One of the main causes of claims rejection is that the insured has not been fully truthful in declaring all information on the proposal form. Be completely truthful and disclose everything fully.

Annuities: Risk of living too long

While the risk of dying too young is well understood, what is not so well understood is the financial risk of living too long. Life expectancy in India is just short of 70 years and most people will plan to have enough retirement savings a few years beyond that (say up to 75 years). What happens if you live well beyond that age; say into your nineties? A generation back the government was the main employer and people had defined pensions. That is not true anymore. With life expectancy on the rise, employers no longer providing guaranteed lifelong pension, and dependence on your children not necessarily a reliable (or palatable) option, one needs to start thinking about how to mitigate this risk. This is where annuities come in.

Annuities are the exact opposite of term life insurance. In order to buy an annuity you need to pay a lump sum amount. In return, the insurer promises to pay you a guaranteed monthly income until you or your spouse is alive.
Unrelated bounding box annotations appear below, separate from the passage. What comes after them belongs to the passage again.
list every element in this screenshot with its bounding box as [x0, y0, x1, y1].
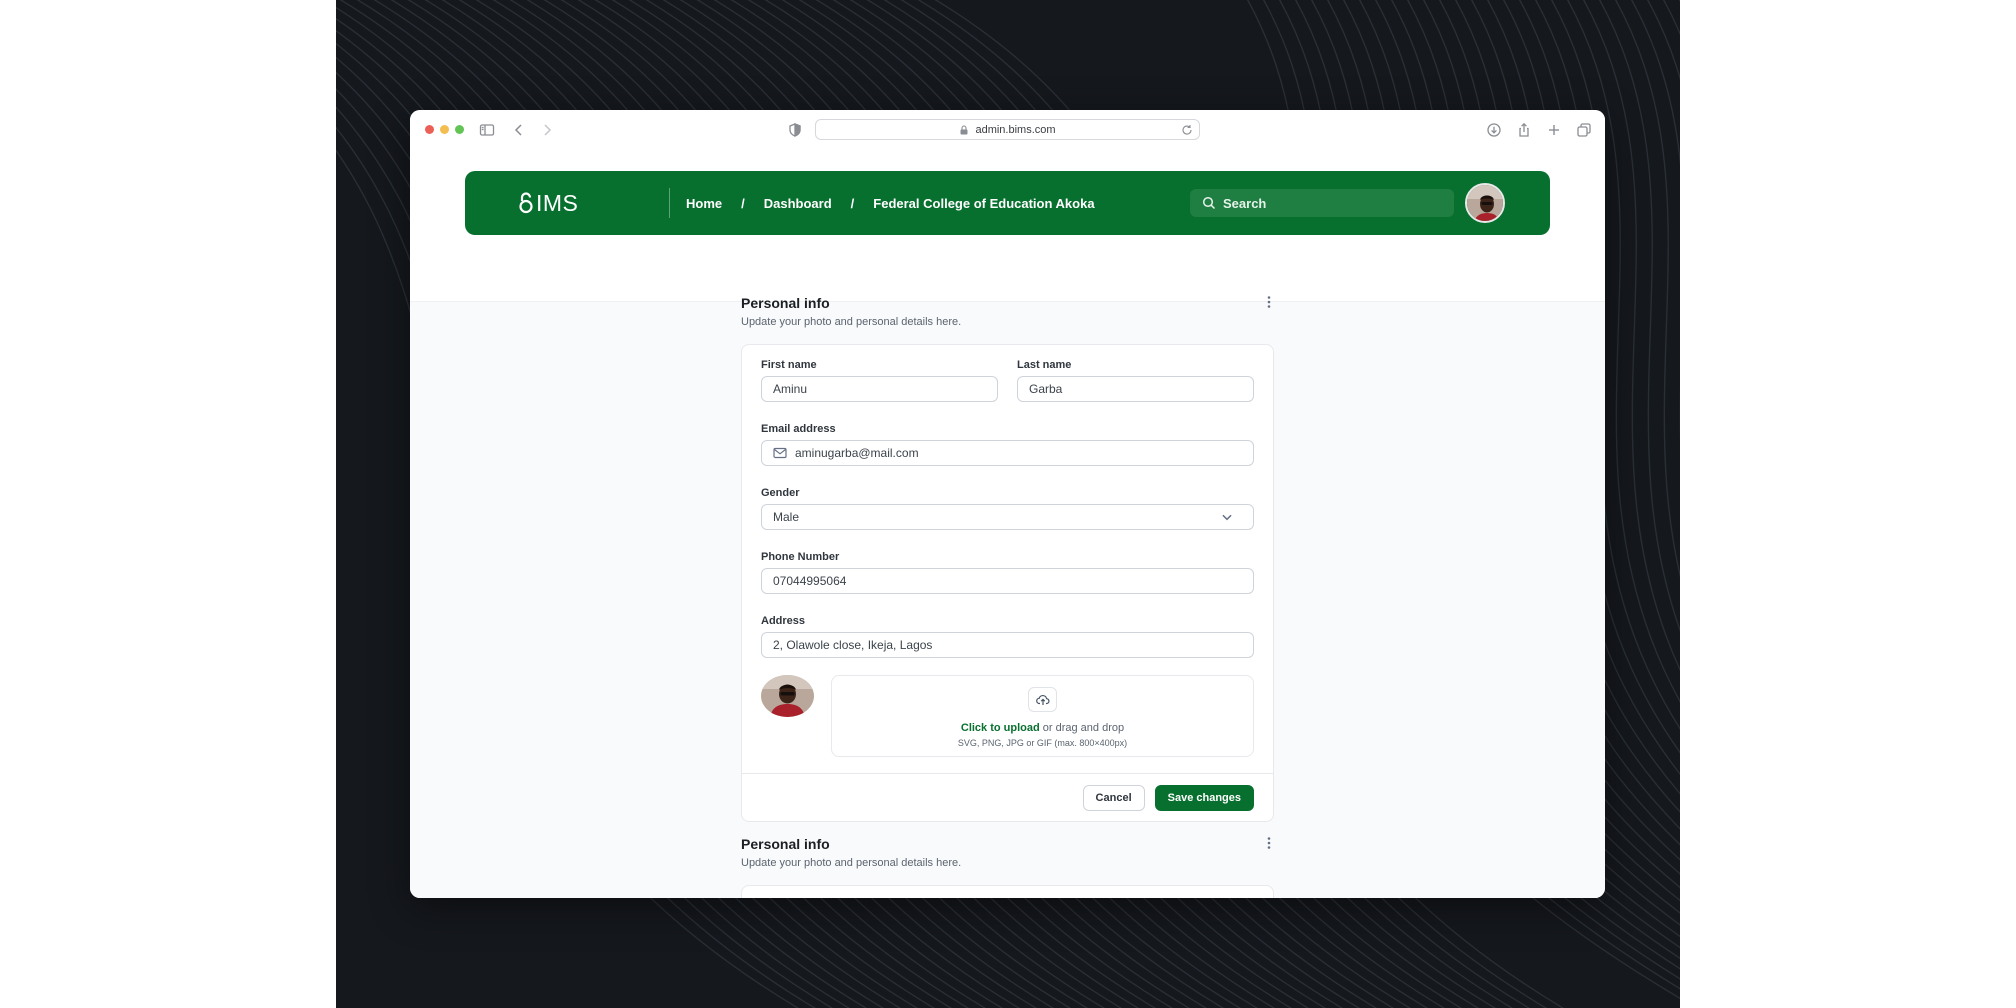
mail-icon [773, 447, 787, 459]
address-value: 2, Olawole close, Ikeja, Lagos [773, 638, 933, 652]
last-name-field[interactable]: Garba [1017, 376, 1254, 402]
section-title: Personal info [741, 836, 830, 852]
logo-text: IMS [536, 189, 579, 216]
email-value: aminugarba@mail.com [795, 446, 919, 460]
back-icon[interactable] [509, 120, 529, 140]
personal-info-section-2: Personal info Update your photo and pers… [741, 836, 1275, 898]
email-field[interactable]: aminugarba@mail.com [761, 440, 1254, 466]
address-label: Address [761, 615, 806, 627]
lock-icon [960, 124, 968, 134]
browser-toolbar: admin.bims.com [410, 110, 1605, 150]
breadcrumb-dashboard[interactable]: Dashboard [764, 196, 832, 211]
close-window-button[interactable] [425, 125, 434, 134]
personal-info-card-2 [741, 885, 1274, 898]
download-icon[interactable] [1484, 120, 1504, 140]
breadcrumb: Home / Dashboard / Federal College of Ed… [686, 171, 1095, 235]
wallpaper-wave [1646, 0, 1680, 82]
chevron-down-icon [1222, 514, 1232, 521]
plus-icon[interactable] [1544, 120, 1564, 140]
section-subtitle: Update your photo and personal details h… [741, 316, 962, 328]
shield-icon[interactable] [785, 120, 805, 140]
first-name-value: Aminu [773, 382, 808, 396]
profile-photo [761, 675, 814, 717]
upload-hint: SVG, PNG, JPG or GIF (max. 800×400px) [957, 738, 1128, 748]
reload-icon[interactable] [1181, 124, 1193, 136]
browser-window: admin.bims.com IMS Home / Dashboard / Fe… [410, 110, 1605, 898]
sidebar-icon[interactable] [477, 120, 497, 140]
search-icon [1202, 196, 1216, 210]
save-changes-button[interactable]: Save changes [1154, 784, 1254, 811]
breadcrumb-separator: / [850, 195, 855, 211]
maximize-window-button[interactable] [455, 125, 464, 134]
first-name-field[interactable]: Aminu [761, 376, 998, 402]
card-footer: Cancel Save changes [742, 773, 1273, 821]
last-name-value: Garba [1029, 382, 1063, 396]
search-placeholder: Search [1223, 195, 1267, 211]
breadcrumb-separator: / [741, 195, 745, 211]
last-name-label: Last name [1017, 359, 1072, 371]
email-label: Email address [761, 423, 836, 435]
personal-info-card: First name Aminu Last name Garba Email a… [741, 344, 1274, 822]
upload-drag-text: or drag and drop [1039, 722, 1125, 734]
upload-cloud-icon [1028, 687, 1057, 712]
gender-label: Gender [761, 487, 800, 499]
bims-logo[interactable]: IMS [517, 189, 579, 216]
breadcrumb-home[interactable]: Home [686, 196, 722, 211]
top-navbar: IMS Home / Dashboard / Federal College o… [465, 171, 1550, 235]
search-input[interactable]: Search [1190, 189, 1454, 217]
page-content: IMS Home / Dashboard / Federal College o… [410, 150, 1605, 898]
first-name-label: First name [761, 359, 817, 371]
user-avatar[interactable] [1465, 183, 1505, 223]
tabs-icon[interactable] [1574, 120, 1594, 140]
forward-icon[interactable] [537, 120, 557, 140]
kebab-icon[interactable] [1263, 295, 1275, 309]
avatar-photo [1467, 185, 1503, 221]
minimize-window-button[interactable] [440, 125, 449, 134]
url-text: admin.bims.com [975, 123, 1056, 136]
upload-instruction: Click to upload or drag and drop [961, 722, 1124, 734]
gender-select[interactable]: Male [761, 504, 1254, 530]
address-field[interactable]: 2, Olawole close, Ikeja, Lagos [761, 632, 1254, 658]
phone-value: 07044995064 [773, 574, 847, 588]
wallpaper-wave [1662, 0, 1680, 36]
cancel-button[interactable]: Cancel [1082, 784, 1145, 811]
kebab-icon[interactable] [1263, 836, 1275, 850]
address-bar[interactable]: admin.bims.com [815, 119, 1200, 140]
breadcrumb-current[interactable]: Federal College of Education Akoka [873, 196, 1094, 211]
phone-label: Phone Number [761, 551, 840, 563]
gender-value: Male [773, 510, 800, 524]
file-dropzone[interactable]: Click to upload or drag and drop SVG, PN… [831, 675, 1254, 757]
wallpaper-wave [1678, 0, 1680, 3]
section-title: Personal info [741, 295, 830, 311]
phone-field[interactable]: 07044995064 [761, 568, 1254, 594]
profile-photo-image [761, 675, 814, 717]
nav-divider [669, 188, 670, 218]
share-icon[interactable] [1514, 120, 1534, 140]
logo-mark-icon [519, 192, 533, 214]
section-subtitle: Update your photo and personal details h… [741, 857, 962, 869]
click-to-upload-link[interactable]: Click to upload [961, 722, 1040, 734]
header-area: IMS Home / Dashboard / Federal College o… [410, 150, 1605, 302]
personal-info-section: Personal info Update your photo and pers… [741, 295, 1275, 822]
You should not put your entire retirement savings into an annuity. Put in enough so to cover your basic day to day spending. There are several insurers who provide annuities. Though the choice today is not large, I am sure it will increase over time. The time to think about annuities is when you have retired or are about to retire. Be careful about one thing: there are several products that are sold as annuities but will not pay out for your entire life. Avoid such products.

By now you are probably wondering why I have not said a word about Endowment, Child plans or ULIPs. The reason is simple. These products are a combination of protection and savings. Insurance products in general are not great at wealth enhancement. There are much better options elsewhere.

Buy insurance for what it is best for: protection from risks. No other financial product provides that.